McKinley held Zuckberg’s feet to the fire: “You know that they’re up there, where’s your accountability?”
Zuckberg said that even 20,000 people can’t look at all the content on the platform.
Some of the posts McKinley flagged to Facebook have already been taken down.
“Their internal controls don’t seem to be adequate … something should have picked up [posts like these] long before,” McKinley told CNN in a call after the hearing on Wednesday afternoon. He said he has been tracking the issue for months and “waiting for an opportunity to talk to Facebook.”
At other points in his congressional testimony, Zuckerberg claimed that Facebook has AI systems that can identify and take down 99% of ISIS content before people even see it.

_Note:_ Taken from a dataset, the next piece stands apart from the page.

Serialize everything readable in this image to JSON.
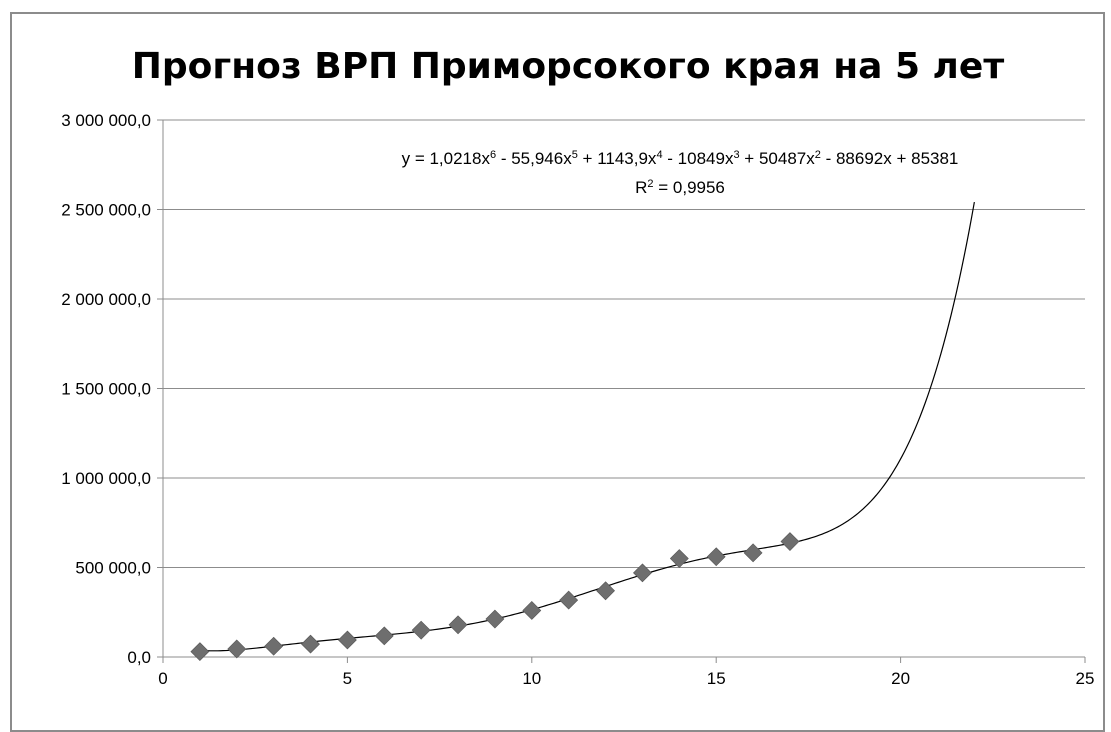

Zuckerberg didn’t provide any timeline for when similar tools might be rolled out to help with identifying drug sales on its platforms.
Meanwhile, overdose deaths from prescription and illicit opioids have doubled over the past six years alone — from 21,089 deaths across the nation in 2010 to 42,249 in 2016.
Rep. John Carter, a Republican from Texas, also brought up the opioid epidemic in questioning Zuckerberg, asking him whether he was aware of various statistics related to the scale of the issue.
Zuckerberg has mused on the gravity of the issue before.
Five months ago, he said that the “biggest surprise” during his recent travels around the US was seeing the “extent of opioid issues.”
Last week, FDA commissioner Scott Gottlieb specifically called out tech outlets like Facebook and Instagram for not “taking practical steps to find and remove these illegal opioid listings.”
Zuckerberg said he wasn’t “specifically aware” of Gottlieb’s comments, “but I heard he said something.”
When Carter mentioned that Gottlieb was planning to meet with tech representatives on the issue, Zuckerberg said: “I will be sure that someone is there.”